By Arturo R. García
Apologies in advance: charting the number of POCs working on the DC Comics relaunch is proving to be tougher than anticipated. Best to wait on that column rather than risk factual errors.
However, other data coming in suggests at least one glaring disparity in DC’s “new, diverse” vision, and more potential trouble for some characters.
When looking at the pool of writers and artists who will be working on the “DCnU” when it debuts in September, the first number to stand out is two. That’s how many of them are women: writer Gail Simone, who will co-write The Fury of Firestorm and write Batgirl on her own, and Amy Reeder, who will be a rotating artist on Batwoman. Two other writers, Marjorie M. Liu and Kelly Sue DeConnick, subsequently posted that they were approached by DC to work on unspecified titles, but could not take part.

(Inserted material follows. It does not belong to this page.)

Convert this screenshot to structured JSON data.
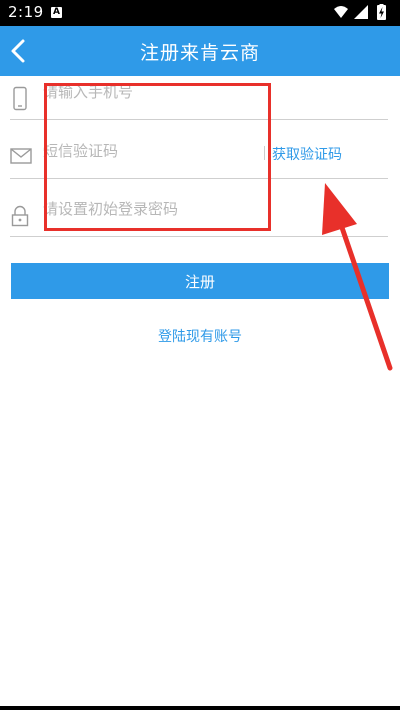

There’s no telling how many other creators had experiences like DeConnick’s and Liu’s, but, as Simone herself has argued online, that number doesn’t square with the profile of a company supposedly seeking to expand its’ readership. By comparison, Marvel’s list of previews for September contains at least four different female writers, including Liu and DeConnick.
Meanwhile, Comic Book Resources posted the findings from a survey it ran of its’ readership, to find out which of the 52 series fans were looking forward to most. Though CBR asserted this was “by no means a scientific survey,” the results – as well as subsequent number-crunching from both a CBR reader and Bleeding Cool – don’t seem to bode well for Static Shock, Mr. Terrific and Batwing – three of the four series starring black characters. According to the original survey, which CBR said collected 10,181 responses:
- Less than 700 readers stated they would “Absolutely” pick up each of the three titles. Batwing fared best, picking up 682 votes; Mr. Terrific received 669 votes, and Static Shock got 606, ranking them in the bottom 11 books in that category. The fourth, Fury of Firestorm, got 1,542 votes, nearly 400 more than Blue Beetle, placing them in the middle of the pack. By comparison, the overall leader, Jim Lee and Geoff Johns’ Justice League relaunch, picked up 5,870 “Absolutely” votes.
- Each of the three solo titles ranked lowest for 2,000 readers. The low end of the CBR scale was marked “No Way,” and each received more than 2,000 votes in that category – in fact, there’s almost no disparity between their individual totals, suggesting they’re each being passed up by many of the same respondents. But when you add in their “high” ranking in Bleeding Cool’s own “deadpool” thread, the results suggest the best hope for these series is to either be featured in specific initiatives to attract new readers, or to be allowed time to build up their respective audiences amid the flurry of new series coming in September.